Astrid Herbert-Ravel était directrice des ressources humaines de la Poste en Ile-de-France. En mars 2011, elle avait déjà porté plainte au pénal contre son employeur. Elle a démissionné en janvier cette année en élargissant sa plainte : l’ex-cadre attaque la Poste personne morale, donc l’entreprise.
Marion L'Hour a rencontré l'ancienne employée, très inquiète sur le climat social.
Lecture
Elle veut aujourd’hui faire usage de son droit d’alerte en demandant une enquête indépendante, sur le modèle de celle qui a eu lieu chez France Telecom après la vague de suicides qui a marqué l’entreprise.
Taux de décès à la Poste © Astrid Herbert-Ravel, d’après bilans sociaux des entreprises - 2013
Pour Astrid Herbert-Ravel le rapport Kaspar, publié il y a un an, et ses recommandations (notamment d’embaucher 5000 personnes) n’ont rien changé. L’ancien dirigeant syndical mandaté et rémunéré par la Poste se serait caché la vérité, estime l’ex-cadre du groupe.
Lui assure qu’il a démontré son indépendance et mis en cause la gouvernance de l'entreprise. Il doit faire un point d'étape de l'application de son rapport fin septembre.
POUR ALLER PLUS LOIN >> Lire l'intégralité du rapport Kaspar commandé par la Poste
Quoiqu’il en soit, Astrid Herbert-Ravel a elle aussi compilé des dizaines de documents : bilans sociaux, compte-rendu de réunion, lettres, témoignages… Et elle en tire un bilan bien plus alarmant.

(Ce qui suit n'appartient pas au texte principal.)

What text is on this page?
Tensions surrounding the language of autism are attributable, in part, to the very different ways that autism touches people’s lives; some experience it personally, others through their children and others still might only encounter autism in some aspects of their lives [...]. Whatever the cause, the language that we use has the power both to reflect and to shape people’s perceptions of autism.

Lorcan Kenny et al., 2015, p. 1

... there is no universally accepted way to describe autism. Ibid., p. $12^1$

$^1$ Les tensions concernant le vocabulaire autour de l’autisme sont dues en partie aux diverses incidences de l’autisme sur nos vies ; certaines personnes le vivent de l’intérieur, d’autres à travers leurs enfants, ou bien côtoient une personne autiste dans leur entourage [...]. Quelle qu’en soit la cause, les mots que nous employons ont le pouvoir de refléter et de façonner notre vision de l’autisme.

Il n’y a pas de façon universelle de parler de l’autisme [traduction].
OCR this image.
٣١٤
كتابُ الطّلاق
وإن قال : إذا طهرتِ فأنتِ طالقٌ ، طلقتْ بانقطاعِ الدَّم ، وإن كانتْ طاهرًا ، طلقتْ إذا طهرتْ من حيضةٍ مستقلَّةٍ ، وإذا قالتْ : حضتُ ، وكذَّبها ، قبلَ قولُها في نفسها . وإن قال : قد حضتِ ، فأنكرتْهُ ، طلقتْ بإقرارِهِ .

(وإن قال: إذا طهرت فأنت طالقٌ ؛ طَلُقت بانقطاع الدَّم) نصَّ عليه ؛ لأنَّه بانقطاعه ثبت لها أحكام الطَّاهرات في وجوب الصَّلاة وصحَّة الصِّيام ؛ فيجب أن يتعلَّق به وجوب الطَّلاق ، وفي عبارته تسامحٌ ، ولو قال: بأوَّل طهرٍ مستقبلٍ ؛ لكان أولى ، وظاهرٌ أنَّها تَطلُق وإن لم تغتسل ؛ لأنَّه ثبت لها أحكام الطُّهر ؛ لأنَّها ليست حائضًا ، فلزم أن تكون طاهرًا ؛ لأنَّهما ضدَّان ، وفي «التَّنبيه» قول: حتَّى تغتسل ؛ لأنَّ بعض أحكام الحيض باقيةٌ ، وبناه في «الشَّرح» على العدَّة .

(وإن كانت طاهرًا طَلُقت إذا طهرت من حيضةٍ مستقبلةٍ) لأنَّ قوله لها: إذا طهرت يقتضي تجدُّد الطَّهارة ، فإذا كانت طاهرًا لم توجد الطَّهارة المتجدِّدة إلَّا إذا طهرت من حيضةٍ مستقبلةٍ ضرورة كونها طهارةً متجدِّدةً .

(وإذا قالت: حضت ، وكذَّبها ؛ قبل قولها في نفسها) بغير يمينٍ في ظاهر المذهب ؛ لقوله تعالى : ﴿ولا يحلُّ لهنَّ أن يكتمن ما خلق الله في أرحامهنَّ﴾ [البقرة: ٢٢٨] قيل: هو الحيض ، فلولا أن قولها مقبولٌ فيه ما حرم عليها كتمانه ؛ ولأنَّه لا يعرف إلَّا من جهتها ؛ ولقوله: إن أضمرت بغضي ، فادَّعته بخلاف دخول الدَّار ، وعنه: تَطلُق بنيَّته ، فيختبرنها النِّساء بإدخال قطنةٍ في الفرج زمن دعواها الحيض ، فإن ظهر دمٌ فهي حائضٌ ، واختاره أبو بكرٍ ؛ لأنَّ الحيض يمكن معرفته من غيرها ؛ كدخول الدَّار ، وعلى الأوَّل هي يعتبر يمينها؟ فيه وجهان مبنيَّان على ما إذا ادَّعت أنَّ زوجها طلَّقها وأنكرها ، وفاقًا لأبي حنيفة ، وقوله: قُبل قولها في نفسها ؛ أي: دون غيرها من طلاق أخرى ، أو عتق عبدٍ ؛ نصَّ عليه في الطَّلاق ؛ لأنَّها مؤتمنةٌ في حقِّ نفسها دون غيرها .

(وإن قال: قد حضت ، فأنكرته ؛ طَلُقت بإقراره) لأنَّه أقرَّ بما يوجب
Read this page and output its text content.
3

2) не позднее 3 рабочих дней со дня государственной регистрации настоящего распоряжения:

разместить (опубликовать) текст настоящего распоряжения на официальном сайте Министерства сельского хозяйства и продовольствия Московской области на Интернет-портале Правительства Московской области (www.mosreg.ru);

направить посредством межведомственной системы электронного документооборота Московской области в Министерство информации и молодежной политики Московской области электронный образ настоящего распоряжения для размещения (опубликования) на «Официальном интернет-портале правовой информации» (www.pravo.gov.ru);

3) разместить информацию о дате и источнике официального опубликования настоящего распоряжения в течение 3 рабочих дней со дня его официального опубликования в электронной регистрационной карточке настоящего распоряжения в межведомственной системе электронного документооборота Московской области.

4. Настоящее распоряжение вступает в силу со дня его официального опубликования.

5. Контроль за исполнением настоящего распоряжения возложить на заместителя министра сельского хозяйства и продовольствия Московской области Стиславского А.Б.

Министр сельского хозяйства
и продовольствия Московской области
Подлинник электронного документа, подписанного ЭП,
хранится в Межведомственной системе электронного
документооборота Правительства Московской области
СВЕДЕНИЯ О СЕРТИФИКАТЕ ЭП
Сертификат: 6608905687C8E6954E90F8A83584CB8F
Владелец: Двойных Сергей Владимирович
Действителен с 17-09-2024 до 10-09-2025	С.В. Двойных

Quelques chiffres tirés de son travail
En 5 ans le nombre de décès à la Poste aurait augmenté de 30% alors que la mortalité française reste stable.
L’absentéisme aurait augmenté de 20% depuis 2006 soit 20.000 équivalents temps plein (un milliard d’euros par an). Un absentéisme pas uniquement dû à l’âge car c’est le taux de contractuels (population plus jeune) qui augmente le plus.
Quand on compare les bilans sociaux de la Poste à celui d’un panel d’entreprises (Carrefour, EDF, Renault, Air France, ADP, SNCF, Vinci, Société Générale, Orange), le taux d’absentéisme est supérieur de 65%, le nombre de décès supérieur de 40%, les accidents du travail 2,5 fois plus nombreux, et 3,5 fois plus graves.
L'absentéisme à la Poste © Astrid Herbert-Ravel d’après bilans sociaux de la Poste et d’autres entreprises - 2013
Le taux de décès à la Poste est supérieur à celui de France Telecom y compris pendant les années « noires ». Aujourd’hui la mortalité à la Poste dépasse celle de France Telecom de 52%.
En revanche selon Astrid-Herbert Ravel, les deux taux de mortalité évoluent de façon parallèle et augmentent fortement quand les suppressions de postes dépassent 20% sans accompagnement de type plan social.
Tableau des décès à la Poste © Astrid Herbert-Ravel d’après bilans sociaux de la Poste et d’autres entreprises - 2013
De son côté, la Poste accuse son ancienne employée de chercher uniquement à faire condamner le groupe pour des raisons personnelles et financières. Dans un courriel, elle dément catégoriquement toutes les informations révélées par Astrid Herbert-Ravel.
La direction de La Poste conteste formellement les propos fantaisistes et la pseudo-analyse de cette ancienne collaboratrice, plusieurs fois déboutée en justice, qui ne représente qu'elle-même, et tente de salir l'image de l'entreprise à des fins purement personnelles et financières. Le Groupe La Poste se réserve le droit de toute action en justice visant à la défense de sa réputation.
Le syndicat Sud juge toutefois les données d'Astric Herbert-Ravel tout à fait crédibles.